Fenchel conjugate of $\| \cdot \|_1$ and dual of logistic regression

379 Views Asked by At

I am trying to replicate some results from

Koh, K., Kim, S. J., & Boyd, S. (2007). An interior-point method for large-scale l1-regularized logistic regression. Journal of Machine learning research, 8(Jul), 1519-1555.

The rewrite the problem of optimizing logistic regression with $\ell 1$ penalty as convex optimization problem with equality constraints.

What I am interested in is the dual function of this problem:

\begin{align} \inf_{v,w,z} L(v,w,z,\theta) &= (1/m)\sum_{i=1}^{m}f(z_i-m\theta_iz_i)+\inf_{w}(\lambda ||w||_1+ \theta^{T} Aw) + \inf_{v} \theta^{T} b v \nonumber \\ & = \begin{cases} -(1/m)\sum_{i=1}^{m}f^{*}(-m\theta_i) &\text{ } ||A^{T}\theta||_{\infty} \leq \lambda \text{, } b^{T}\theta = 0\\ -\infty &\text{ otherwise }, \end{cases} \end{align}

where w is the weight vector, v is the intercept vector, $\theta$ are the lagrange multipliers, A the data matrix and b is the vector of binary outcomes.

Now, $f^{*}$ is the conjugate of the logistic loss function:

\begin{equation} f^{*}(y)= \sup_u(y^{T}u-f_(u))= \begin{cases} (-y)\log(-y)+(1+y)\log(1+y) &\text{ if } -1<y<0\\ 0 &\text{ if } y = -1 \text{ or } y = 0\\ \infty &\text{ ontherwise }. \end{cases} \end{equation}

Specifically the last two terms of the dual are of interest:

\begin{equation} \inf_{w}(\lambda ||w||_1+ \theta^{T} Aw) \end{equation}

I understand that this term can be restated as the conjugate of the $||.||_1$ norm (Fenchel conjugate of a norm), which is the $||.||_{\infty}$ norm, but why is this a constraint on the dual function?
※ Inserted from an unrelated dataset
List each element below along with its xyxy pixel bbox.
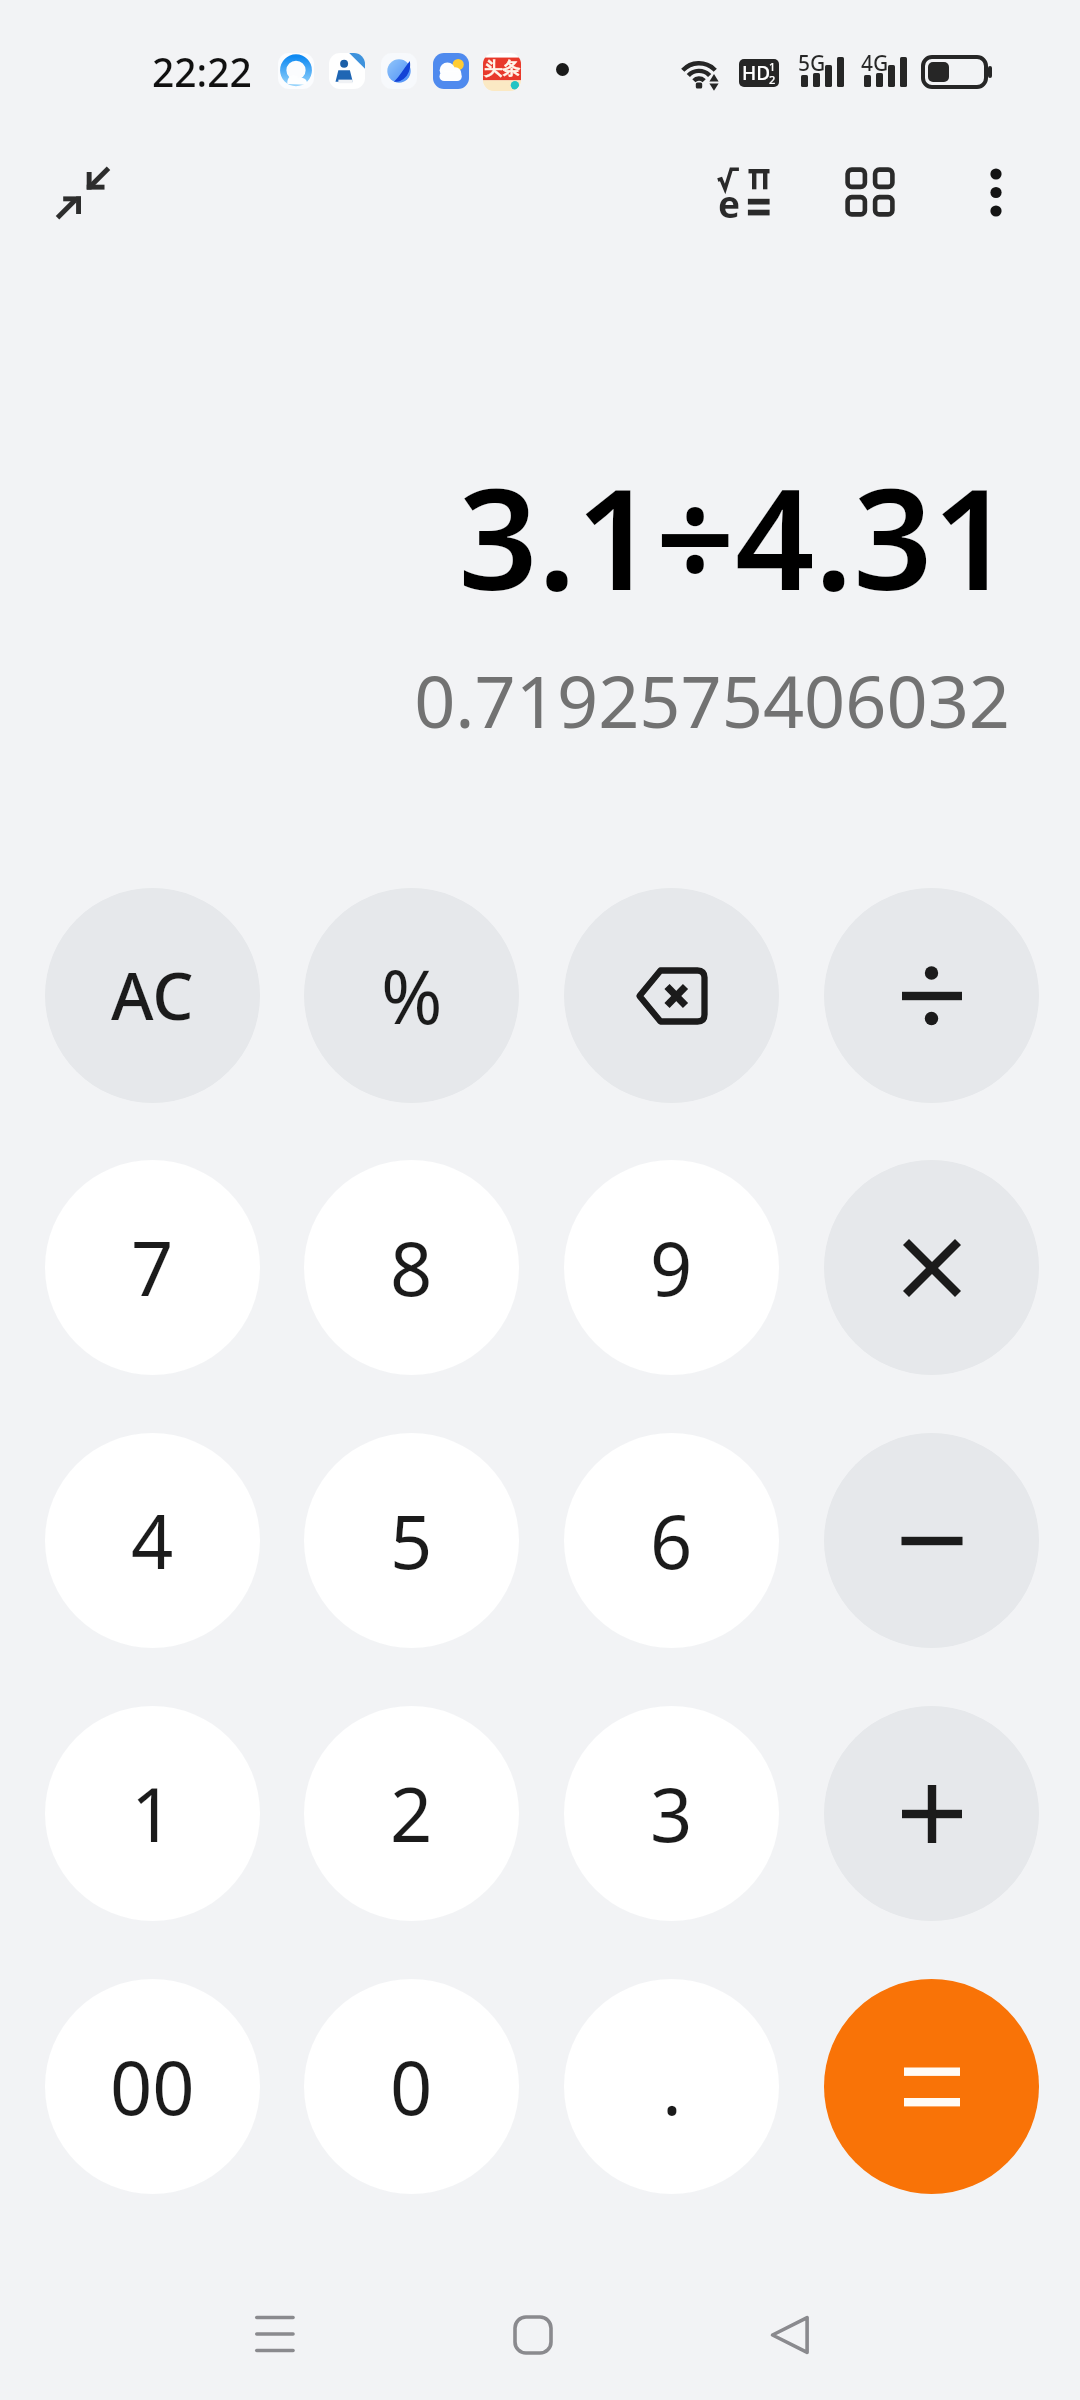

Also I dont understand how the last term of the dual $\inf_{v} \theta^{T} b v$ results in the solution $b^{T}\theta = 0$

1

There are 1 best solutions below

0
On

Regarding your question on $\inf_v \theta^Tbv$: Consider the case where $\theta^Tb= \alpha\neq 0$. Then since $v$ is defined over all $\mathbb{R}$ we can set it arbitrary large, and just keep the sign opposite to $\alpha$. This will mean the Lagrangian is unbounded. For that reason we define the feasible set of $L$ to be $\theta^Tb=b^T\theta=0$, and the the actual value of $\inf_v \theta^Tbv = 0$.